Parents have the right to homeschool their children even without a teaching credential, a state appeals court ruled Friday to the applause of conservative groups.
The ruling, made by the Second District Court of Appeal in Los Angeles, reverses a decision the court made in February that required parents to have a teaching credential if educating children at home, potentially threatening an estimated 166,000 homeschoolers in California.
"This is a great victory for homeschool freedom," said Michael Farris, an attorney with the Home School Legal Defense Association.
HSLDA was one of many homeschool advocates and religious groups that protested the February ruling, which some called an "assault" on the family.
Dr. James Dobson, founder and chairman of Focus on the Family, had told thousands listening to his radio broadcast at the time to make their voices heard against what he considered an egregious decision.
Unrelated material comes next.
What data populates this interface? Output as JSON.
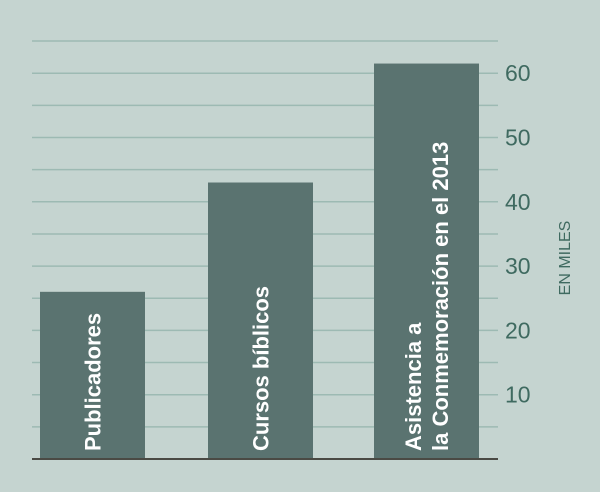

Gov. Arnold Schwarzenegger also denounced the ruling and had vowed to ensure the right to homeschool.
Praising Friday's decision, the California governor said, "I hope the ruling settles this matter for parents and home-schooled children once and for all in California, but assure them that we, as elected officials, will continue to defend parents' rights," according to the Los Angeles Times.
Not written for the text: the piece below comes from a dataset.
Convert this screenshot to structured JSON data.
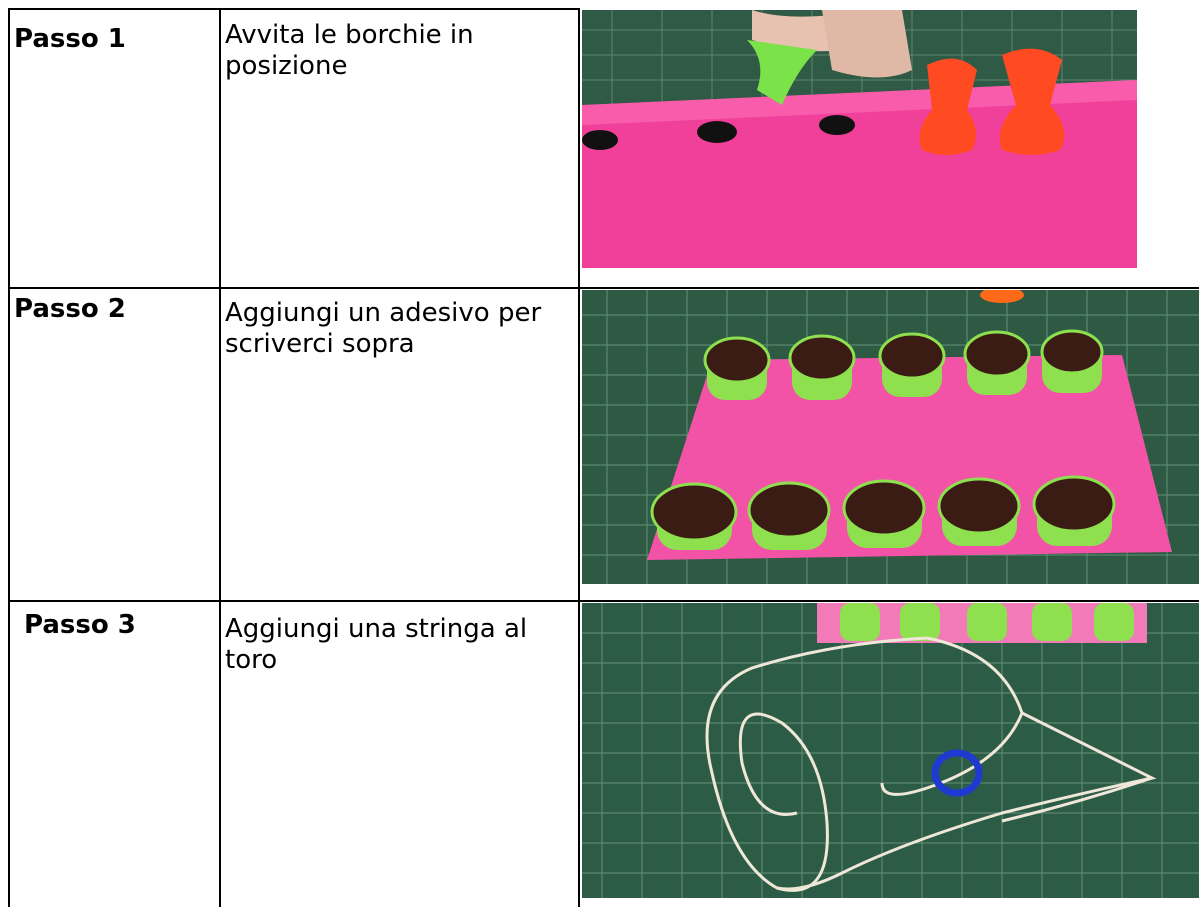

Parents in California have traditionally been allowed to homeschool their children as long as they filed paperwork establishing themselves as private schools, hired credentialed tutors, or enrolled their children in independent study programs run by charter or private schools or public school districts.
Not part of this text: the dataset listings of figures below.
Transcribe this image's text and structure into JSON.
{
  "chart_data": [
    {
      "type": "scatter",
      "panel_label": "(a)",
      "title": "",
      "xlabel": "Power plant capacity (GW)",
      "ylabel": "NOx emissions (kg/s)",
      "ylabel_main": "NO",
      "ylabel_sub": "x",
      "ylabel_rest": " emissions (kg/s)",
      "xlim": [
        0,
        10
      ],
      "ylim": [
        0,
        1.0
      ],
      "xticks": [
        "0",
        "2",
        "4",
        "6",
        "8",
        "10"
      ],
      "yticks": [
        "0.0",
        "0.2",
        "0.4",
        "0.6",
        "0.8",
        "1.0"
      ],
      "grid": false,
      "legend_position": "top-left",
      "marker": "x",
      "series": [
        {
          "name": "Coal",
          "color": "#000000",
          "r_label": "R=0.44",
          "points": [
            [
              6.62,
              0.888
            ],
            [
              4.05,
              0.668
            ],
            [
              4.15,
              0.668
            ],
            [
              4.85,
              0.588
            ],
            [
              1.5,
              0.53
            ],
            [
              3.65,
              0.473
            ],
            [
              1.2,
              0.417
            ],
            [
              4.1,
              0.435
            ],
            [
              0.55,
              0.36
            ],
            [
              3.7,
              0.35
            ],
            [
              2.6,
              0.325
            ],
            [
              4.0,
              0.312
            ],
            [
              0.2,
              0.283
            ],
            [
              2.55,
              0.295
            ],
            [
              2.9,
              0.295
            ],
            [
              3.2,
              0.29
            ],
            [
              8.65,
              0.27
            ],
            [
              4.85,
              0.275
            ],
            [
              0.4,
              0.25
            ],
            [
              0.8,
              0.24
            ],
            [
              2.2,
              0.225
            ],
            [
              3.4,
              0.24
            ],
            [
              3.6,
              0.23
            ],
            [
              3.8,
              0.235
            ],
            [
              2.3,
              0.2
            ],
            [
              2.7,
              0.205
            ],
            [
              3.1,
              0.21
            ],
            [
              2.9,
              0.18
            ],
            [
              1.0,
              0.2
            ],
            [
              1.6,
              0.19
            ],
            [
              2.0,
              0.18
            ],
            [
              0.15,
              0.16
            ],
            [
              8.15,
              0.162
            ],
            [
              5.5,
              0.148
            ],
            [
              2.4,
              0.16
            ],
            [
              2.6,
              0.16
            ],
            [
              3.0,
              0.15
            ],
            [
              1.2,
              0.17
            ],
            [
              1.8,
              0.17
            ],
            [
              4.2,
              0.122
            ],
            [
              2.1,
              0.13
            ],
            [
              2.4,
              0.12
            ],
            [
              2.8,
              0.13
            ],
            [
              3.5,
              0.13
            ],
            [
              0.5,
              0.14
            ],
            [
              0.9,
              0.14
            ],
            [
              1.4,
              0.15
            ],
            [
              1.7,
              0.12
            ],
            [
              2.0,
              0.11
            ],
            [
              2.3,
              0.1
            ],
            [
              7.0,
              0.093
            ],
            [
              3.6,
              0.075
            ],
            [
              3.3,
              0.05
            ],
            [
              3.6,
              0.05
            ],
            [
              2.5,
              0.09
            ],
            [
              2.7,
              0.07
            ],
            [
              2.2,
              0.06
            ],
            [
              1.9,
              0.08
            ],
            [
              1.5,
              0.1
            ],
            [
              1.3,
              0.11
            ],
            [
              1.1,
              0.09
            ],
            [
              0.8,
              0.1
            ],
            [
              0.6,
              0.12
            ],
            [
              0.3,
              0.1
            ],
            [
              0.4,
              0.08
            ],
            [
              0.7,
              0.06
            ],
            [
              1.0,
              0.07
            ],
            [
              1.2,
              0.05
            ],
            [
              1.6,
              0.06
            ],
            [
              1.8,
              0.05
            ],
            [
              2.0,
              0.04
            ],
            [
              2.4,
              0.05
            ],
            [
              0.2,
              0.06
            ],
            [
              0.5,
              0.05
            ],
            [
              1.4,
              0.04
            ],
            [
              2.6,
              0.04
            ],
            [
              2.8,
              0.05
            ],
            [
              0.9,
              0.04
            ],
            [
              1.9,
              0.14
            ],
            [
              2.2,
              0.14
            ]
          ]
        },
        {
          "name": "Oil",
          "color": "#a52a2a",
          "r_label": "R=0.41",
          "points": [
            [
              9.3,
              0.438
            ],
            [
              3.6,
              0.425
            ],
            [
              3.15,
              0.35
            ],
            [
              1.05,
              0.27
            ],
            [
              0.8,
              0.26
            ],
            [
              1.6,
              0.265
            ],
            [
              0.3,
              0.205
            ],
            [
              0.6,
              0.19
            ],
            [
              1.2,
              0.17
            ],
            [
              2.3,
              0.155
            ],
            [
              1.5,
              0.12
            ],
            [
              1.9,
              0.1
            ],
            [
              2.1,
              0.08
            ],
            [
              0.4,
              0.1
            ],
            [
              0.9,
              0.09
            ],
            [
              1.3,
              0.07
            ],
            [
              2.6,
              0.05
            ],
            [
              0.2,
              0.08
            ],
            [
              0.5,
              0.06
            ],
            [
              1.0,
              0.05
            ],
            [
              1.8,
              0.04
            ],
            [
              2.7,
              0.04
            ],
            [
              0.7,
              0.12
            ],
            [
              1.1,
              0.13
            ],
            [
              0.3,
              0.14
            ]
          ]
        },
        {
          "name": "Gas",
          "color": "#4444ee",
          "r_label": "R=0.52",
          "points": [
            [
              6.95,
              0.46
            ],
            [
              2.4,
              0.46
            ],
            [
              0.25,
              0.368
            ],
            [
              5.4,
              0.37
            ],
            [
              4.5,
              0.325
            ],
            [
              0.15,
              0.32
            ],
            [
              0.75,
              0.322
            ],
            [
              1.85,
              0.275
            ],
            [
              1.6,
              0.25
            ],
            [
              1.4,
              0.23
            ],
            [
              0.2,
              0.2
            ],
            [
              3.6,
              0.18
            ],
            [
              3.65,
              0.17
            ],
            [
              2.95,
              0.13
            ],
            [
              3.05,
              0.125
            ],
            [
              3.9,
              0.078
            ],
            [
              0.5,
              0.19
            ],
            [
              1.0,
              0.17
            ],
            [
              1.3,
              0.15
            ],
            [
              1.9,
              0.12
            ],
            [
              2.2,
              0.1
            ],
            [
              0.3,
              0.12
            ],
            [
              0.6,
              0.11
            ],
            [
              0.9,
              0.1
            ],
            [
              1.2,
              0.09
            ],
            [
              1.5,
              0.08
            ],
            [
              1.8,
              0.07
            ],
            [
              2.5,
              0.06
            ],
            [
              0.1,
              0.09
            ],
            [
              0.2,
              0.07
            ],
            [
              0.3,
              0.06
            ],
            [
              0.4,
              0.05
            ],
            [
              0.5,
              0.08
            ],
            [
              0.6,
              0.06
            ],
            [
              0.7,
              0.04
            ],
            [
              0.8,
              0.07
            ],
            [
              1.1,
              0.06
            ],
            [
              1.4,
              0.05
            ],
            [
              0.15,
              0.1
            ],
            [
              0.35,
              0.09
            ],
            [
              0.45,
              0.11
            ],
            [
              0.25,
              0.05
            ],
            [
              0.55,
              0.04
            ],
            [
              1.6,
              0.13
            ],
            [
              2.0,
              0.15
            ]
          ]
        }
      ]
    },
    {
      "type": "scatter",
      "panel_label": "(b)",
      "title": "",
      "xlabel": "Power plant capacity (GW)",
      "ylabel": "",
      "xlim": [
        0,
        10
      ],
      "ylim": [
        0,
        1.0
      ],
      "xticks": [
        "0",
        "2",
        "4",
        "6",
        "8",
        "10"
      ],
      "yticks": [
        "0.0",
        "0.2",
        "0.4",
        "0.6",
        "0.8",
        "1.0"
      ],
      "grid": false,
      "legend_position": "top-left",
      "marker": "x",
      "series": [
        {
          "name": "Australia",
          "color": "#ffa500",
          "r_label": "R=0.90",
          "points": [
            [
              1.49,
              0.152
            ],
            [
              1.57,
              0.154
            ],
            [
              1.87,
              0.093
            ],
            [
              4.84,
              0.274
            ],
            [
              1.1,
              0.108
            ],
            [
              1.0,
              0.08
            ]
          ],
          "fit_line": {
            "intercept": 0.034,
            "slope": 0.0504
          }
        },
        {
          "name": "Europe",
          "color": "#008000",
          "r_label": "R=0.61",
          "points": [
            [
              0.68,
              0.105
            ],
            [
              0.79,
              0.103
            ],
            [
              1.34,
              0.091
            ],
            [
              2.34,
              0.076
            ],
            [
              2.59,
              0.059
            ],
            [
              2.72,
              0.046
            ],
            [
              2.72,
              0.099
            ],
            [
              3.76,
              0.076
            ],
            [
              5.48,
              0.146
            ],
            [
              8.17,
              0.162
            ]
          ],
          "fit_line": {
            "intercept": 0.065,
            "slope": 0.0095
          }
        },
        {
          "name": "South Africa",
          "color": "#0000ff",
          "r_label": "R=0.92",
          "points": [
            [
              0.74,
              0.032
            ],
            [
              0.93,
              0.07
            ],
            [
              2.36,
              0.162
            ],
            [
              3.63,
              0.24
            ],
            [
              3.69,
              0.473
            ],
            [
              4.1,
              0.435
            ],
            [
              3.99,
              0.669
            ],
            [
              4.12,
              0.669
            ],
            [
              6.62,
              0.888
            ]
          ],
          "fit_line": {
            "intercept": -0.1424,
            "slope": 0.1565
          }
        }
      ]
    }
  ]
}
But when Phillip and Mary Long, whose children were or had been enrolled at Sunland Christian School and taught at home, were accused of mistreating some of their eight children, lawyers representing the two youngest Long children asked the court to require them to attend a public or private school.
The court ruled that the family was violating state laws since Mary Long did not have a teaching credential and that Sunland officials' occasional monitoring of the Longs' teaching methods were insufficient to qualify as being enrolled in a private school.
The Long family, Sunland Christian School, and others appealed the decision and the ruling was revisited with arguments heard in June.
The court, in its new decision, concluded that homeschools may constitute private schools but it added that the right of homeschoolinng can be overridden if a child's safety is at issue.
"Tens of thousands of California parents teaching over 166,000 homeschooled children are now breathing easier this afternoon," said Farris.